485: SENSUAL WORLD | KATE BUSH
Ben Hewitt at Pitchfork: Kate Bush had already set Molly Bloom’s breathless soliloquy from the end of James Joyce’s Ulysses to music when she discovered she couldn’t use it. Without his estate’s permission, and after his grandson snubbed her requests for a year, she rewrote it in her own words. By the time she’d finished, the title track to Kate Bush’s sixth album wasn’t just Molly’s memory of an erotic frisson: It was the sound of her busting out of her prison, her coming-of-age transformed into a coming-off-the-page.
It might seem like an uncanny echo of her debut single—another literary character overcome by desire, fantasizing about rolling around in fields—but Bush wasn’t the same singer who’d loaded the gothic romance of “Wuthering Heights” with the life-and-death fervor of teenage lust. “Someone said in your teens, you get the physical puberty, and between 28 and 32, mental puberty,” she said in 1989. “It does make you feel differently.”
The Sensual World is not a work of po-faced realism or post-Neverland dowdiness. Bush sings about falling in love with a computer, dressing up as a firework, and dancing with a dictator. She’s still in thrall to love, lust, loneliness, passion, pain, and pleasure. And she’s still fond of strange noises; listen closely to the title track and you might hear her brother, Paddy, swishing a fishing rod through the air.

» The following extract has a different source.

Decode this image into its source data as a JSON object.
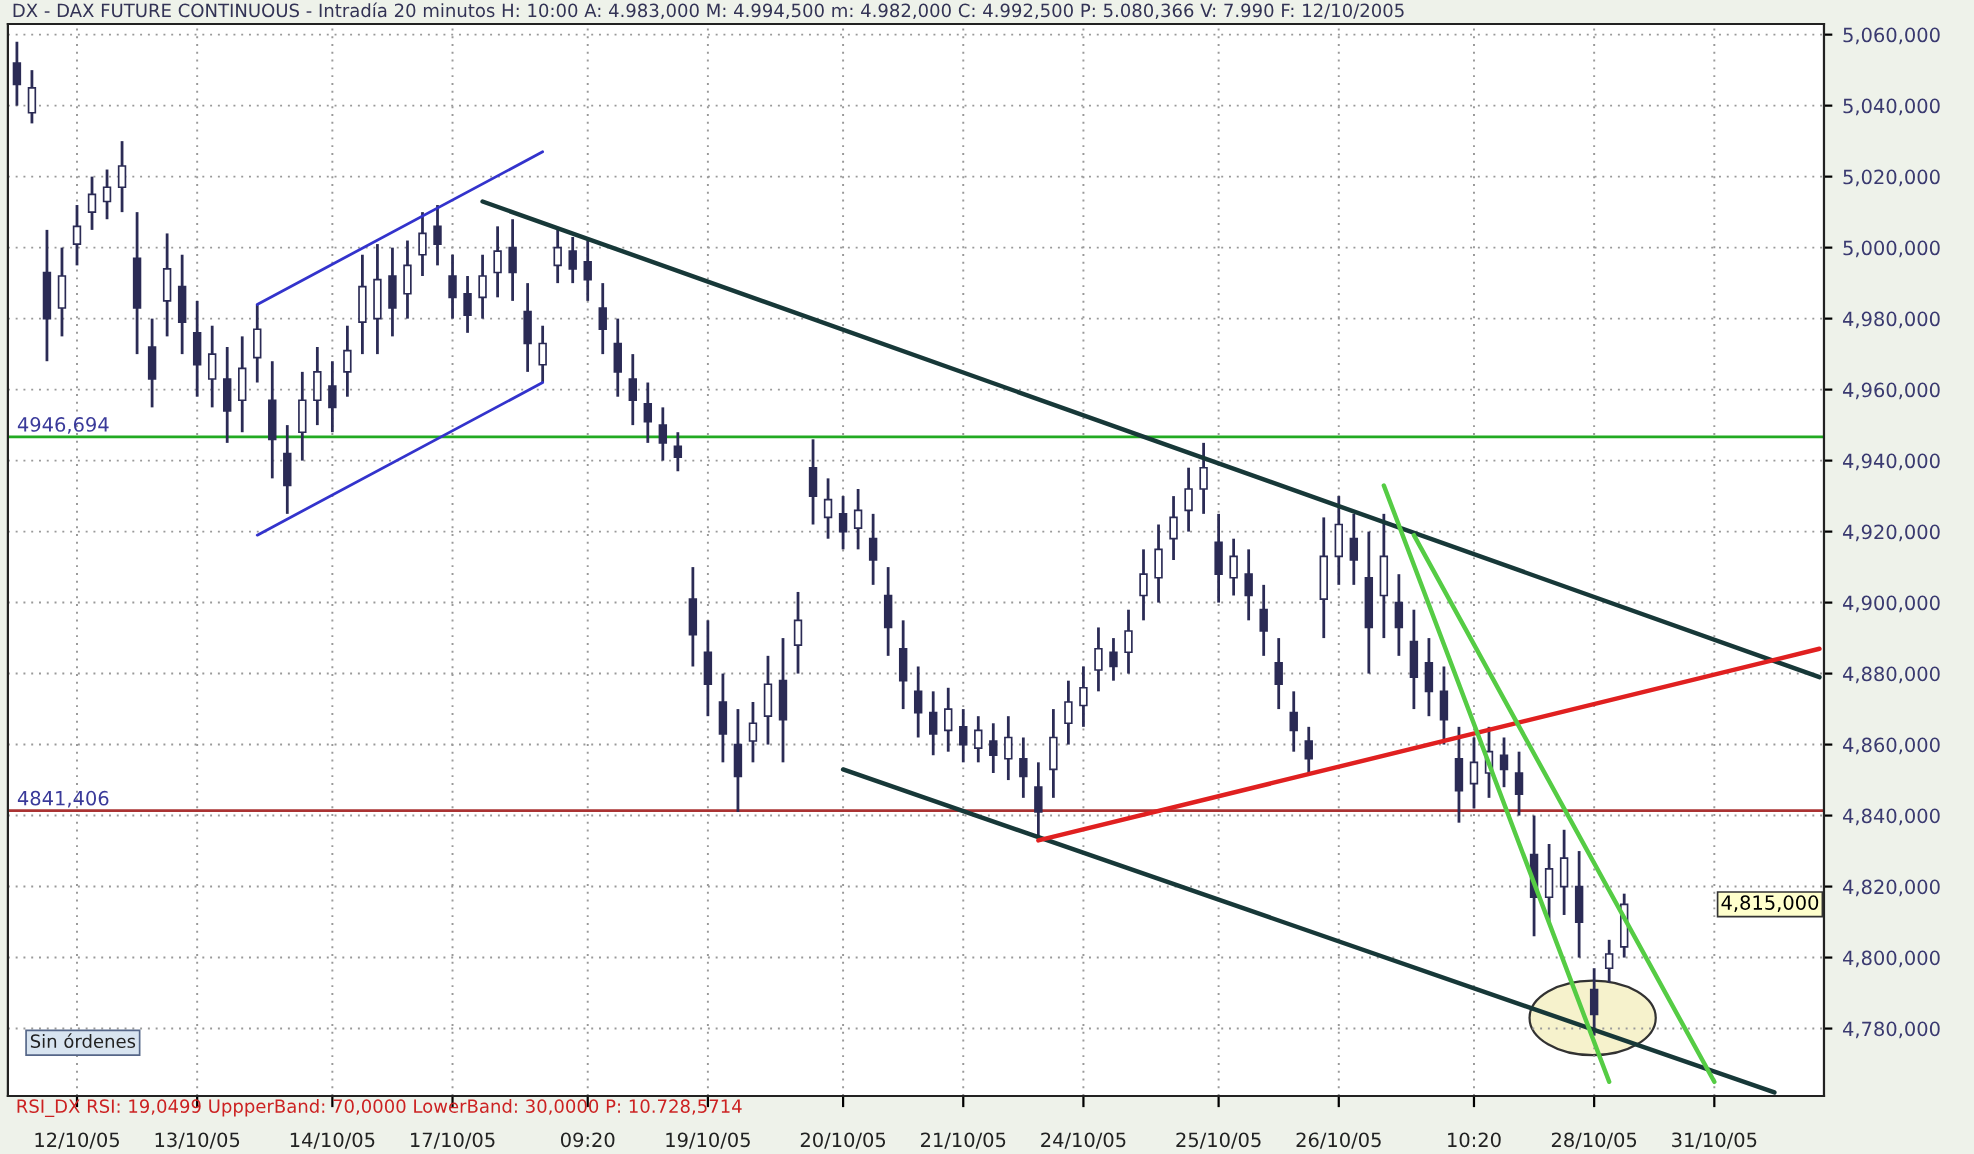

But she’d never sounded more grounded than she did on these 10 songs, most of which are about regular people in regular messes, not disturbed governesses, paranoid Russian wives or terrified fetuses. It was, she said, her most honest, personal album, and its stories play out like intimate vignettes rather than fantastical fairy tales. Unlike the otherworldly synth-pop-prog she pioneered on 1985’s Hounds of Love, she used her beloved Fairlight CMI to produce lusher, mellow textures, complemented by the warm, earthy thrum of Irish folk instruments and the pretty violins and violas of England’s classical bad boy, Nigel Kennedy. Even the album’s artwork depicted a less playful, more serious Bush than the one who’d fondled Harry Houdini on 1982’s The Dreaming and cuddled dogs on Hounds of Love.